Punk woman walks past, shaved head, but long pony tail. "That looks awful", says Jimmy. Doesn't matter I say, when she changes her mind, she can grow it back. It's not like her face and arms are covered with tattoos. They're for life. "I hate it when their bodies are covered with studs and rings," he says. Doesn't matter, I say, when they change their minds, they can take the piercings out and the holes will heal. Not like tattoos, if you're body's covered in tattoos, they're there for life.
A few minutes later a woman walks past with her arms, chest and cleavage covered with a very obvious large tattoo pattern. See, I say, look at that woman. she's only young, and she's going to regret that when she grows up. Oh wait a minute, it's a flesh coloured jumper with a pattern on. Hey, that's ace! It looks like she's covered in tattoos but if she changes her mind, she can take it off tonight. I want one. I want one. How ace is that! They'd be so shocked at work. Oh superb! I want!

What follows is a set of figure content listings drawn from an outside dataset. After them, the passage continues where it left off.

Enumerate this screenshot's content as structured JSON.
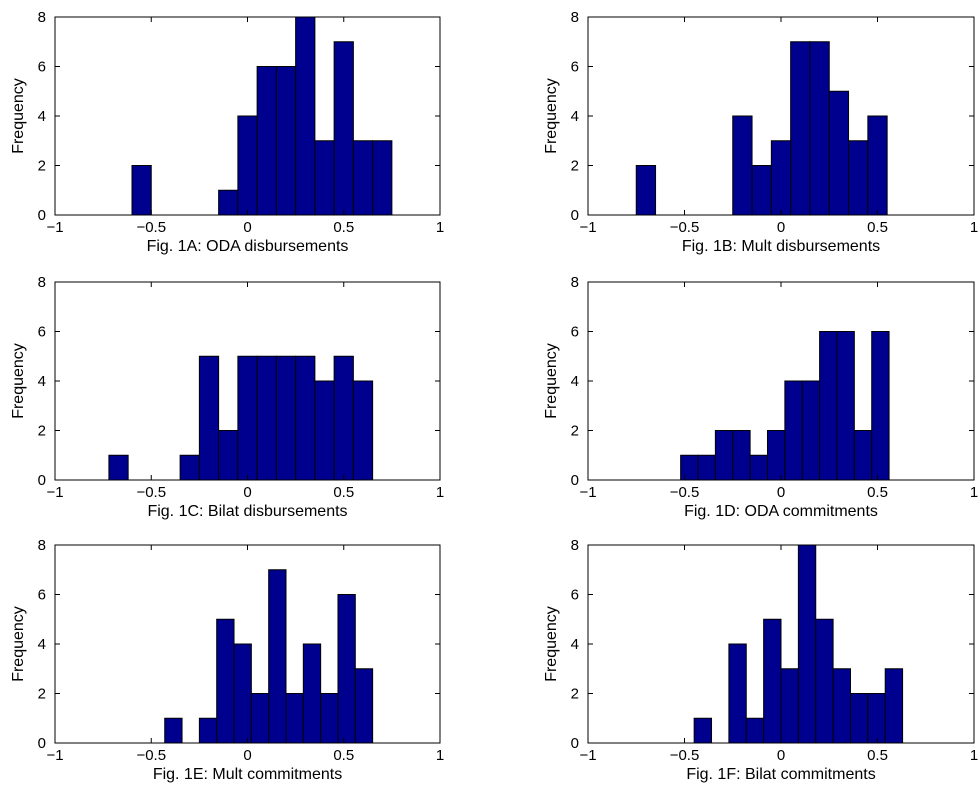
{
  "colors": {
    "bar_fill": "#00008f",
    "bar_edge": "#000000",
    "background": "#ffffff"
  },
  "chart_data": [
    {
      "type": "bar",
      "title": "Fig. 1A: ODA disbursements",
      "xlabel": "Fig. 1A: ODA disbursements",
      "ylabel": "Frequency",
      "xlim": [
        -1,
        1
      ],
      "ylim": [
        0,
        8
      ],
      "xticks": [
        "−1",
        "−0.5",
        "0",
        "0.5",
        "1"
      ],
      "yticks": [
        "0",
        "2",
        "4",
        "6",
        "8"
      ],
      "bins": [
        {
          "x0": -0.6,
          "x1": -0.5,
          "count": 2
        },
        {
          "x0": -0.15,
          "x1": -0.05,
          "count": 1
        },
        {
          "x0": -0.05,
          "x1": 0.05,
          "count": 4
        },
        {
          "x0": 0.05,
          "x1": 0.15,
          "count": 6
        },
        {
          "x0": 0.15,
          "x1": 0.25,
          "count": 6
        },
        {
          "x0": 0.25,
          "x1": 0.35,
          "count": 8
        },
        {
          "x0": 0.35,
          "x1": 0.45,
          "count": 3
        },
        {
          "x0": 0.45,
          "x1": 0.55,
          "count": 7
        },
        {
          "x0": 0.55,
          "x1": 0.65,
          "count": 3
        },
        {
          "x0": 0.65,
          "x1": 0.75,
          "count": 3
        }
      ]
    },
    {
      "type": "bar",
      "title": "Fig. 1B: Mult disbursements",
      "xlabel": "Fig. 1B: Mult disbursements",
      "ylabel": "Frequency",
      "xlim": [
        -1,
        1
      ],
      "ylim": [
        0,
        8
      ],
      "xticks": [
        "−1",
        "−0.5",
        "0",
        "0.5",
        "1"
      ],
      "yticks": [
        "0",
        "2",
        "4",
        "6",
        "8"
      ],
      "bins": [
        {
          "x0": -0.75,
          "x1": -0.65,
          "count": 2
        },
        {
          "x0": -0.25,
          "x1": -0.15,
          "count": 4
        },
        {
          "x0": -0.15,
          "x1": -0.05,
          "count": 2
        },
        {
          "x0": -0.05,
          "x1": 0.05,
          "count": 3
        },
        {
          "x0": 0.05,
          "x1": 0.15,
          "count": 7
        },
        {
          "x0": 0.15,
          "x1": 0.25,
          "count": 7
        },
        {
          "x0": 0.25,
          "x1": 0.35,
          "count": 5
        },
        {
          "x0": 0.35,
          "x1": 0.45,
          "count": 3
        },
        {
          "x0": 0.45,
          "x1": 0.55,
          "count": 4
        }
      ]
    },
    {
      "type": "bar",
      "title": "Fig. 1C: Bilat disbursements",
      "xlabel": "Fig. 1C: Bilat disbursements",
      "ylabel": "Frequency",
      "xlim": [
        -1,
        1
      ],
      "ylim": [
        0,
        8
      ],
      "xticks": [
        "−1",
        "−0.5",
        "0",
        "0.5",
        "1"
      ],
      "yticks": [
        "0",
        "2",
        "4",
        "6",
        "8"
      ],
      "bins": [
        {
          "x0": -0.72,
          "x1": -0.62,
          "count": 1
        },
        {
          "x0": -0.35,
          "x1": -0.25,
          "count": 1
        },
        {
          "x0": -0.25,
          "x1": -0.15,
          "count": 5
        },
        {
          "x0": -0.15,
          "x1": -0.05,
          "count": 2
        },
        {
          "x0": -0.05,
          "x1": 0.05,
          "count": 5
        },
        {
          "x0": 0.05,
          "x1": 0.15,
          "count": 5
        },
        {
          "x0": 0.15,
          "x1": 0.25,
          "count": 5
        },
        {
          "x0": 0.25,
          "x1": 0.35,
          "count": 5
        },
        {
          "x0": 0.35,
          "x1": 0.45,
          "count": 4
        },
        {
          "x0": 0.45,
          "x1": 0.55,
          "count": 5
        },
        {
          "x0": 0.55,
          "x1": 0.65,
          "count": 4
        }
      ]
    },
    {
      "type": "bar",
      "title": "Fig. 1D: ODA commitments",
      "xlabel": "Fig. 1D: ODA commitments",
      "ylabel": "Frequency",
      "xlim": [
        -1,
        1
      ],
      "ylim": [
        0,
        8
      ],
      "xticks": [
        "−1",
        "−0.5",
        "0",
        "0.5",
        "1"
      ],
      "yticks": [
        "0",
        "2",
        "4",
        "6",
        "8"
      ],
      "bins": [
        {
          "x0": -0.52,
          "x1": -0.43,
          "count": 1
        },
        {
          "x0": -0.43,
          "x1": -0.34,
          "count": 1
        },
        {
          "x0": -0.34,
          "x1": -0.25,
          "count": 2
        },
        {
          "x0": -0.25,
          "x1": -0.16,
          "count": 2
        },
        {
          "x0": -0.16,
          "x1": -0.07,
          "count": 1
        },
        {
          "x0": -0.07,
          "x1": 0.02,
          "count": 2
        },
        {
          "x0": 0.02,
          "x1": 0.11,
          "count": 4
        },
        {
          "x0": 0.11,
          "x1": 0.2,
          "count": 4
        },
        {
          "x0": 0.2,
          "x1": 0.29,
          "count": 6
        },
        {
          "x0": 0.29,
          "x1": 0.38,
          "count": 6
        },
        {
          "x0": 0.38,
          "x1": 0.47,
          "count": 2
        },
        {
          "x0": 0.47,
          "x1": 0.56,
          "count": 6
        }
      ]
    },
    {
      "type": "bar",
      "title": "Fig. 1E: Mult commitments",
      "xlabel": "Fig. 1E: Mult commitments",
      "ylabel": "Frequency",
      "xlim": [
        -1,
        1
      ],
      "ylim": [
        0,
        8
      ],
      "xticks": [
        "−1",
        "−0.5",
        "0",
        "0.5",
        "1"
      ],
      "yticks": [
        "0",
        "2",
        "4",
        "6",
        "8"
      ],
      "bins": [
        {
          "x0": -0.43,
          "x1": -0.34,
          "count": 1
        },
        {
          "x0": -0.25,
          "x1": -0.16,
          "count": 1
        },
        {
          "x0": -0.16,
          "x1": -0.07,
          "count": 5
        },
        {
          "x0": -0.07,
          "x1": 0.02,
          "count": 4
        },
        {
          "x0": 0.02,
          "x1": 0.11,
          "count": 2
        },
        {
          "x0": 0.11,
          "x1": 0.2,
          "count": 7
        },
        {
          "x0": 0.2,
          "x1": 0.29,
          "count": 2
        },
        {
          "x0": 0.29,
          "x1": 0.38,
          "count": 4
        },
        {
          "x0": 0.38,
          "x1": 0.47,
          "count": 2
        },
        {
          "x0": 0.47,
          "x1": 0.56,
          "count": 6
        },
        {
          "x0": 0.56,
          "x1": 0.65,
          "count": 3
        }
      ]
    },
    {
      "type": "bar",
      "title": "Fig. 1F: Bilat commitments",
      "xlabel": "Fig. 1F: Bilat commitments",
      "ylabel": "Frequency",
      "xlim": [
        -1,
        1
      ],
      "ylim": [
        0,
        8
      ],
      "xticks": [
        "−1",
        "−0.5",
        "0",
        "0.5",
        "1"
      ],
      "yticks": [
        "0",
        "2",
        "4",
        "6",
        "8"
      ],
      "bins": [
        {
          "x0": -0.45,
          "x1": -0.36,
          "count": 1
        },
        {
          "x0": -0.27,
          "x1": -0.18,
          "count": 4
        },
        {
          "x0": -0.18,
          "x1": -0.09,
          "count": 1
        },
        {
          "x0": -0.09,
          "x1": 0.0,
          "count": 5
        },
        {
          "x0": 0.0,
          "x1": 0.09,
          "count": 3
        },
        {
          "x0": 0.09,
          "x1": 0.18,
          "count": 8
        },
        {
          "x0": 0.18,
          "x1": 0.27,
          "count": 5
        },
        {
          "x0": 0.27,
          "x1": 0.36,
          "count": 3
        },
        {
          "x0": 0.36,
          "x1": 0.45,
          "count": 2
        },
        {
          "x0": 0.45,
          "x1": 0.54,
          "count": 2
        },
        {
          "x0": 0.54,
          "x1": 0.63,
          "count": 3
        }
      ]
    }
  ]
}
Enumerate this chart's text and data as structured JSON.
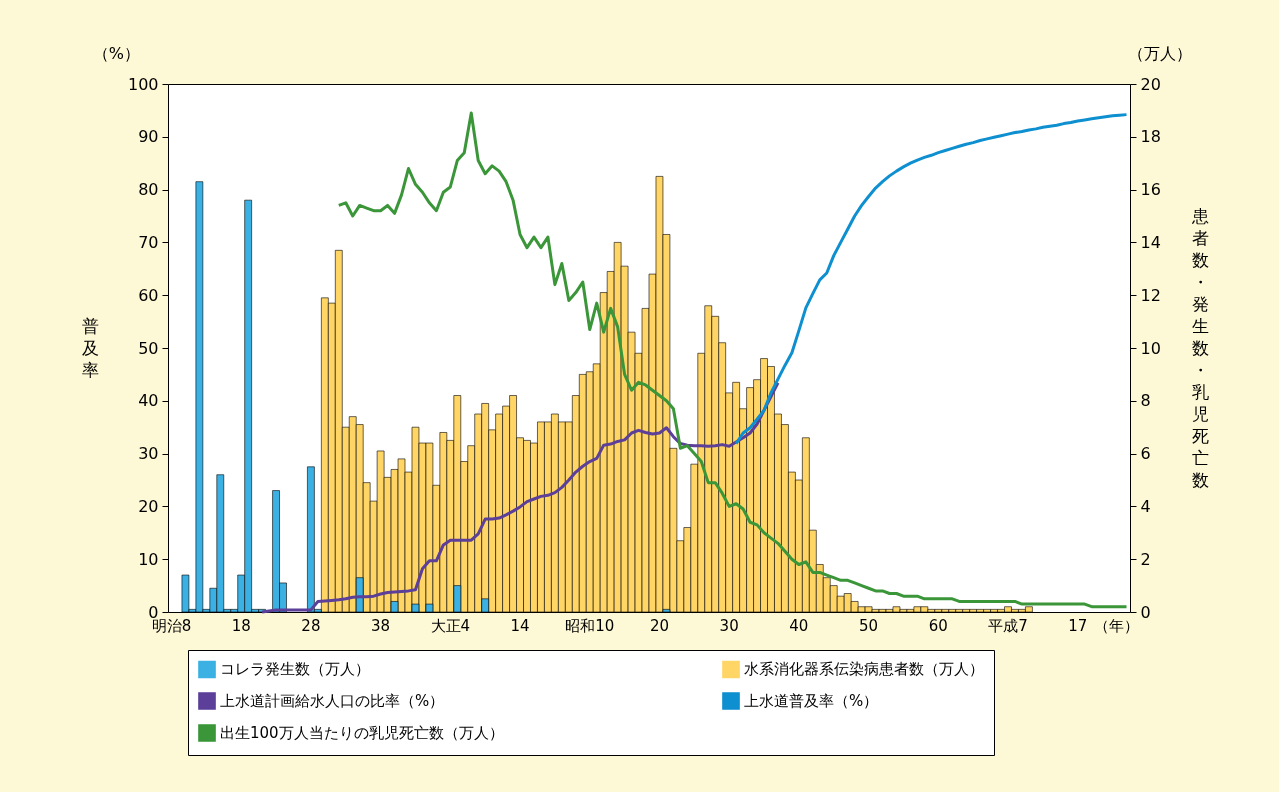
{
  "chart_data": {
    "type": "bar",
    "xlabel": "（年）",
    "ylabel": "普及率",
    "y2label": "患者数・発生数・乳児死亡数",
    "annotations": [
      "（%）",
      "（万人）"
    ],
    "categories": [
      "明治8",
      null,
      null,
      null,
      null,
      null,
      null,
      null,
      null,
      null,
      "18",
      null,
      null,
      null,
      null,
      null,
      null,
      null,
      null,
      null,
      "28",
      null,
      null,
      null,
      null,
      null,
      null,
      null,
      null,
      null,
      "38",
      null,
      null,
      null,
      null,
      null,
      null,
      null,
      null,
      null,
      "大正4",
      null,
      null,
      null,
      null,
      null,
      null,
      null,
      null,
      null,
      "14",
      null,
      null,
      null,
      null,
      null,
      null,
      null,
      null,
      null,
      "昭和10",
      null,
      null,
      null,
      null,
      null,
      null,
      null,
      null,
      null,
      "20",
      null,
      null,
      null,
      null,
      null,
      null,
      null,
      null,
      null,
      "30",
      null,
      null,
      null,
      null,
      null,
      null,
      null,
      null,
      null,
      "40",
      null,
      null,
      null,
      null,
      null,
      null,
      null,
      null,
      null,
      "50",
      null,
      null,
      null,
      null,
      null,
      null,
      null,
      null,
      null,
      "60",
      null,
      null,
      null,
      null,
      null,
      null,
      null,
      null,
      null,
      "平成7",
      null,
      null,
      null,
      null,
      null,
      null,
      null,
      null,
      null,
      "17",
      null,
      null,
      null,
      null,
      null,
      null,
      null
    ],
    "ylim": [
      0,
      100
    ],
    "yticks": [
      0,
      10,
      20,
      30,
      40,
      50,
      60,
      70,
      80,
      90,
      100
    ],
    "y2lim": [
      0,
      20
    ],
    "y2ticks": [
      0,
      2,
      4,
      6,
      8,
      10,
      12,
      14,
      16,
      18,
      20
    ],
    "legend": "bottom",
    "series": [
      {
        "name": "コレラ発生数（万人）",
        "type": "bar",
        "axis": "y2",
        "color": "#3bb0e3",
        "values": [
          null,
          null,
          1.4,
          0.1,
          16.3,
          0.1,
          0.9,
          5.2,
          0.1,
          0.1,
          1.4,
          15.6,
          0.1,
          0.1,
          null,
          4.6,
          1.1,
          null,
          null,
          null,
          5.5,
          0.1,
          null,
          null,
          null,
          null,
          null,
          1.3,
          null,
          null,
          null,
          null,
          0.4,
          null,
          null,
          0.3,
          null,
          0.3,
          null,
          null,
          null,
          1.0,
          null,
          null,
          null,
          0.5,
          null,
          null,
          null,
          null,
          null,
          null,
          null,
          null,
          null,
          null,
          null,
          null,
          null,
          null,
          null,
          null,
          null,
          null,
          null,
          null,
          null,
          null,
          null,
          null,
          null,
          0.1,
          null,
          null,
          null,
          null,
          null,
          null,
          null,
          null,
          null,
          null,
          null,
          null,
          null,
          null,
          null,
          null,
          null,
          null,
          null,
          null,
          null,
          null,
          null,
          null,
          null,
          null,
          null,
          null,
          null,
          null,
          null,
          null,
          null,
          null,
          null,
          null,
          null,
          null,
          null,
          null,
          null,
          null,
          null,
          null,
          null,
          null,
          null,
          null,
          null,
          null,
          null,
          null,
          null,
          null,
          null,
          null,
          null,
          null,
          null,
          null,
          null,
          null,
          null,
          null,
          null,
          null
        ]
      },
      {
        "name": "水系消化器系伝染病患者数（万人）",
        "type": "bar",
        "axis": "y2",
        "color": "#ffd566",
        "values": [
          null,
          null,
          null,
          null,
          null,
          null,
          null,
          null,
          null,
          null,
          null,
          null,
          null,
          null,
          null,
          null,
          null,
          null,
          null,
          null,
          null,
          null,
          11.9,
          11.7,
          13.7,
          7.0,
          7.4,
          7.1,
          4.9,
          4.2,
          6.1,
          5.1,
          5.4,
          5.8,
          5.3,
          7.0,
          6.4,
          6.4,
          4.8,
          6.8,
          6.5,
          8.2,
          5.7,
          6.3,
          7.5,
          7.9,
          6.9,
          7.5,
          7.8,
          8.2,
          6.6,
          6.5,
          6.4,
          7.2,
          7.2,
          7.5,
          7.2,
          7.2,
          8.2,
          9.0,
          9.1,
          9.4,
          12.1,
          12.9,
          14.0,
          13.1,
          10.6,
          9.8,
          11.5,
          12.8,
          16.5,
          14.3,
          6.2,
          2.7,
          3.2,
          5.6,
          9.8,
          11.6,
          11.2,
          10.2,
          8.3,
          8.7,
          7.7,
          8.5,
          8.8,
          9.6,
          9.3,
          7.5,
          7.1,
          5.3,
          5.0,
          6.6,
          3.1,
          1.8,
          1.3,
          1.0,
          0.6,
          0.7,
          0.4,
          0.2,
          0.2,
          0.1,
          0.1,
          0.1,
          0.2,
          0.1,
          0.1,
          0.2,
          0.2,
          0.1,
          0.1,
          0.1,
          0.1,
          0.1,
          0.1,
          0.1,
          0.1,
          0.1,
          0.1,
          0.1,
          0.2,
          0.1,
          0.1,
          0.2,
          null,
          null,
          null,
          null,
          null,
          null,
          null,
          null,
          null,
          null,
          null,
          null,
          null,
          null
        ]
      },
      {
        "name": "上水道計画給水人口の比率（%）",
        "type": "line",
        "axis": "y",
        "color": "#5b3f99",
        "values": [
          null,
          null,
          null,
          null,
          null,
          null,
          null,
          null,
          null,
          null,
          null,
          null,
          null,
          0.0,
          0.2,
          0.4,
          0.4,
          0.4,
          0.4,
          0.4,
          0.4,
          2.0,
          2.1,
          2.2,
          2.3,
          2.5,
          2.8,
          2.9,
          2.9,
          3.0,
          3.4,
          3.7,
          3.8,
          3.9,
          4.0,
          4.2,
          8.2,
          9.7,
          9.7,
          12.7,
          13.6,
          13.6,
          13.6,
          13.6,
          14.8,
          17.6,
          17.6,
          17.8,
          18.4,
          19.1,
          19.9,
          20.9,
          21.4,
          21.9,
          22.1,
          22.6,
          23.6,
          25.0,
          26.5,
          27.6,
          28.5,
          29.1,
          31.6,
          31.8,
          32.3,
          32.6,
          33.9,
          34.4,
          34.0,
          33.7,
          33.9,
          34.9,
          33.2,
          31.9,
          31.6,
          31.5,
          31.5,
          31.4,
          31.5,
          31.7,
          31.4,
          32.2,
          33.0,
          33.9,
          35.6,
          38.2,
          40.8,
          43.4,
          null,
          null,
          null,
          null,
          null,
          null,
          null,
          null,
          null,
          null,
          null,
          null,
          null,
          null,
          null,
          null,
          null,
          null,
          null,
          null,
          null,
          null,
          null,
          null,
          null,
          null,
          null,
          null,
          null,
          null,
          null,
          null,
          null,
          null,
          null,
          null,
          null,
          null,
          null,
          null,
          null,
          null,
          null,
          null,
          null,
          null,
          null,
          null,
          null,
          null
        ]
      },
      {
        "name": "上水道普及率（%）",
        "type": "line",
        "axis": "y",
        "color": "#0e8fd0",
        "values": [
          null,
          null,
          null,
          null,
          null,
          null,
          null,
          null,
          null,
          null,
          null,
          null,
          null,
          null,
          null,
          null,
          null,
          null,
          null,
          null,
          null,
          null,
          null,
          null,
          null,
          null,
          null,
          null,
          null,
          null,
          null,
          null,
          null,
          null,
          null,
          null,
          null,
          null,
          null,
          null,
          null,
          null,
          null,
          null,
          null,
          null,
          null,
          null,
          null,
          null,
          null,
          null,
          null,
          null,
          null,
          null,
          null,
          null,
          null,
          null,
          null,
          null,
          null,
          null,
          null,
          null,
          null,
          null,
          null,
          null,
          null,
          null,
          null,
          null,
          null,
          null,
          null,
          null,
          null,
          null,
          null,
          31.9,
          33.9,
          34.9,
          36.5,
          38.2,
          41.5,
          44.1,
          46.7,
          49.1,
          53.3,
          57.6,
          60.3,
          62.9,
          64.2,
          67.5,
          70.0,
          72.5,
          75.0,
          77.0,
          78.7,
          80.3,
          81.5,
          82.6,
          83.5,
          84.3,
          85.0,
          85.6,
          86.1,
          86.5,
          87.0,
          87.4,
          87.8,
          88.2,
          88.6,
          88.9,
          89.3,
          89.6,
          89.9,
          90.2,
          90.5,
          90.8,
          91.0,
          91.3,
          91.5,
          91.8,
          92.0,
          92.2,
          92.5,
          92.7,
          93.0,
          93.2,
          93.4,
          93.6,
          93.8,
          94.0,
          94.1,
          94.2
        ]
      },
      {
        "name": "出生100万人当たりの乳児死亡数（万人）",
        "type": "line",
        "axis": "y2",
        "color": "#3a9638",
        "values": [
          null,
          null,
          null,
          null,
          null,
          null,
          null,
          null,
          null,
          null,
          null,
          null,
          null,
          null,
          null,
          null,
          null,
          null,
          null,
          null,
          null,
          null,
          null,
          null,
          15.4,
          15.5,
          15.0,
          15.4,
          15.3,
          15.2,
          15.2,
          15.4,
          15.1,
          15.8,
          16.8,
          16.2,
          15.9,
          15.5,
          15.2,
          15.9,
          16.1,
          17.1,
          17.4,
          18.9,
          17.1,
          16.6,
          16.9,
          16.7,
          16.3,
          15.6,
          14.3,
          13.8,
          14.2,
          13.8,
          14.2,
          12.4,
          13.2,
          11.8,
          12.1,
          12.5,
          10.7,
          11.7,
          10.6,
          11.5,
          10.8,
          9.0,
          8.4,
          8.7,
          8.6,
          8.4,
          8.2,
          8.0,
          7.7,
          6.2,
          6.3,
          6.0,
          5.7,
          4.9,
          4.9,
          4.5,
          4.0,
          4.1,
          3.9,
          3.4,
          3.3,
          3.0,
          2.8,
          2.6,
          2.3,
          2.0,
          1.8,
          1.9,
          1.5,
          1.5,
          1.4,
          1.3,
          1.2,
          1.2,
          1.1,
          1.0,
          0.9,
          0.8,
          0.8,
          0.7,
          0.7,
          0.6,
          0.6,
          0.6,
          0.5,
          0.5,
          0.5,
          0.5,
          0.5,
          0.4,
          0.4,
          0.4,
          0.4,
          0.4,
          0.4,
          0.4,
          0.4,
          0.4,
          0.3,
          0.3,
          0.3,
          0.3,
          0.3,
          0.3,
          0.3,
          0.3,
          0.3,
          0.3,
          0.2,
          0.2,
          0.2,
          0.2,
          0.2,
          0.2
        ]
      }
    ]
  }
}
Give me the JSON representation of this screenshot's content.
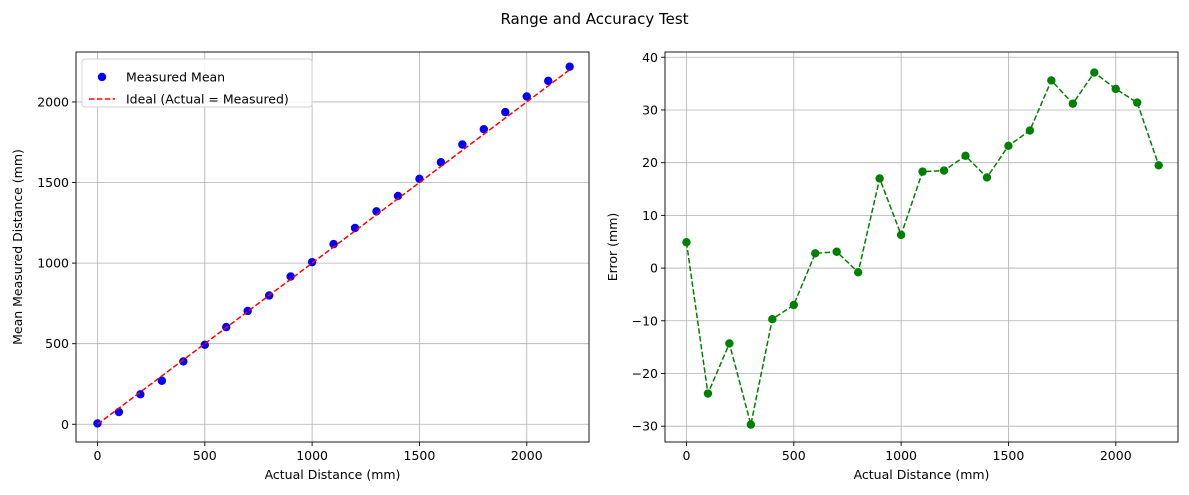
{
  "suptitle": "Range and Accuracy Test",
  "colors": {
    "points": "#0000ff",
    "ideal": "#ff0000",
    "error": "#008000",
    "grid": "#b0b0b0",
    "axes": "#000000"
  },
  "chart_data": [
    {
      "type": "scatter",
      "xlabel": "Actual Distance (mm)",
      "ylabel": "Mean Measured Distance (mm)",
      "xlim": [
        -100,
        2290
      ],
      "ylim": [
        -110,
        2310
      ],
      "xticks": [
        0,
        500,
        1000,
        1500,
        2000
      ],
      "yticks": [
        0,
        500,
        1000,
        1500,
        2000
      ],
      "grid": true,
      "legend_position": "top-left",
      "x": [
        0,
        100,
        200,
        300,
        400,
        500,
        600,
        700,
        800,
        900,
        1000,
        1100,
        1200,
        1300,
        1400,
        1500,
        1600,
        1700,
        1800,
        1900,
        2000,
        2100,
        2200
      ],
      "series": [
        {
          "name": "Measured Mean",
          "style": "points",
          "color": "#0000ff",
          "values": [
            5,
            76,
            186,
            270,
            390,
            493,
            603,
            703,
            799,
            917,
            1006,
            1118,
            1218,
            1321,
            1417,
            1523,
            1626,
            1736,
            1831,
            1937,
            2034,
            2131,
            2219
          ]
        },
        {
          "name": "Ideal (Actual = Measured)",
          "style": "dashed-line",
          "color": "#ff0000",
          "values": [
            0,
            100,
            200,
            300,
            400,
            500,
            600,
            700,
            800,
            900,
            1000,
            1100,
            1200,
            1300,
            1400,
            1500,
            1600,
            1700,
            1800,
            1900,
            2000,
            2100,
            2200
          ]
        }
      ]
    },
    {
      "type": "line",
      "xlabel": "Actual Distance (mm)",
      "ylabel": "Error (mm)",
      "xlim": [
        -100,
        2290
      ],
      "ylim": [
        -33,
        41
      ],
      "xticks": [
        0,
        500,
        1000,
        1500,
        2000
      ],
      "yticks": [
        -30,
        -20,
        -10,
        0,
        10,
        20,
        30,
        40
      ],
      "grid": true,
      "x": [
        0,
        100,
        200,
        300,
        400,
        500,
        600,
        700,
        800,
        900,
        1000,
        1100,
        1200,
        1300,
        1400,
        1500,
        1600,
        1700,
        1800,
        1900,
        2000,
        2100,
        2200
      ],
      "series": [
        {
          "style": "dashed-line-markers",
          "color": "#008000",
          "values": [
            4.9,
            -23.8,
            -14.3,
            -29.7,
            -9.7,
            -7.0,
            2.8,
            3.1,
            -0.8,
            17.0,
            6.3,
            18.3,
            18.5,
            21.3,
            17.2,
            23.2,
            26.1,
            35.6,
            31.2,
            37.1,
            34.0,
            31.4,
            19.5
          ]
        }
      ]
    }
  ]
}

Boom boom boom in the distance. Remember that it's Carnival. On the way home, we got the civilised end of the carriage. Quite funny in the Tube Station. Don't these people ever go out? Seemed to be a load of late-teens clueless in how to negotiate a Tube Station. You know the difficult bit, walk towards escalator; walk up or stand on escalator, keep going in a forward direction, use functioning Oyster Card to open ticket barrier.
There was a strange vibe on the bus, edgy, nothing I could put my finger on, except for the four loud smelly obnoxious Roma, who apart form being loud, smelly and obnoxious weren't doing anything wrong.
Walking up the road we see a BMW reverse into a Beetle. It's all very well people who buy big cars to show how macho they are, but they've learnt to drive - and park - in a Vauxhall Nova and they can't handle it.
Then I hear someone trying to start a car. Doesn't sound right. It's not coughing and spluttering. Jimmy says, it looks too decrepit to drive. I think, it's being hot-wired, but I don't know that, I'll sound stupid. The car starts, and roars off at speed, the driver flashing his lights and honking at us. "Oh," said Jimmy. "That's Arthur's son, just come out from ten years inside, lied that he'd reformed, already stolen wheels from a car on his road. No licence, no insurance..."
"Did he hot wire that?" I said.
"Probably. It won't be his.."
I thought, must get onto the police. Then I thought again. What a clever bastard. By waving at us he's letting us know he's seen us, so if we grass him up, we're in shit. It's bound to have his DNA on it, and we can be sure his DNA is in the database.
I'm never quite sure what to do when suspicious. A few months ago I rang up with a description of a man I thought was behaving suspiciously. He had clearly seen us somewhat pissed coming out of the curry house. Every time we paused to chat to acquaintances, he dithered and lurked. When he realised that I scrutinised him closely, he ducked abruptly down a side road, so I gave his description to the police, explaining that I was safe and home and no crime had been committed, but describing him and his behaviour, maybe they'll take a look on CCTV. They never got back to me.